EU-Energiekommissar: Günther Oettinger: Die Aktenmaus

Günther Oettinger, anfangs belächelt, hat sich als EU-Energiekommissar Respekt verschafft. Besprechungen mit Vertretern aller Abteilungen leitet er auf Englisch - und lässt das berühmte You-Tube-Video damit fast vergessen.

Es ist die Woche der Wahrheit für Günther Oettinger. Ein Jahr im Amt ist er zwar erst am kommenden Mittwoch, doch schon am heutigen Freitag, wenn sich beim EU-Gipfel die 27 Staats- und Regierungschefs am Vormittag für Energiefragen Zeit nehmen, schlägt seine Stunde. „Auf den Freitag bin ich schon gespannt“, gesteht er, „das ist schon eine Art Bewährungsprobe.“ Es ist schließlich sein Gipfel, der ihm Rückenwind und Rückendeckung geben soll. Und es soll auch ein bisschen Wiedergutmachung sein für den Spott, den er nach der Berufung nach Brüssel ertragen musste.

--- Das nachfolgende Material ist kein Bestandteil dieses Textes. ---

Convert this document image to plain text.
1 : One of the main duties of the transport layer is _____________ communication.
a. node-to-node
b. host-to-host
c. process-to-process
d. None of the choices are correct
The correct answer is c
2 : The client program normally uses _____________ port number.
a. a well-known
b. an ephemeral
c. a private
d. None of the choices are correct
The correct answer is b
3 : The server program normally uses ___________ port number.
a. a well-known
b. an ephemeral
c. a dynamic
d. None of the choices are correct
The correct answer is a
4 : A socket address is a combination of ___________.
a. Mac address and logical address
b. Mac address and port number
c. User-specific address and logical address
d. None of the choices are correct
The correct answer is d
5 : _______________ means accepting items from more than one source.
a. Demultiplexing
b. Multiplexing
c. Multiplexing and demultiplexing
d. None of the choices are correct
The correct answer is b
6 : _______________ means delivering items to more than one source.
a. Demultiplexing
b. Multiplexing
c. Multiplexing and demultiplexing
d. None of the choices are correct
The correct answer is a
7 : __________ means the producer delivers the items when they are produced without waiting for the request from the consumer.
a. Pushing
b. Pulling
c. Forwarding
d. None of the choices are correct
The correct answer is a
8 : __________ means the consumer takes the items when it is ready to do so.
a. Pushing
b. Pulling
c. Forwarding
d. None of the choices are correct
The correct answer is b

Besprechungen mit Vertretern aller Abteilungen leitet Oettinger auf Englisch. Das berühmte You-Tube-Video ist zumindest in Brüssel fast vergessen, obwohl für Sprachkurse keine Zeit war. „Oettinger geht unbefangen damit um“, sagt einer aus seinem Kabinett. Will heißen, dass er Deutsch spricht, wenn eine Übersetzung angeboten wird – und sonst eben Englisch, das viel besser geworden ist. Im zurückliegenden Jahr hat er sich durch Dutzende Fachdiskussionen in englischer Sprache gekämpft.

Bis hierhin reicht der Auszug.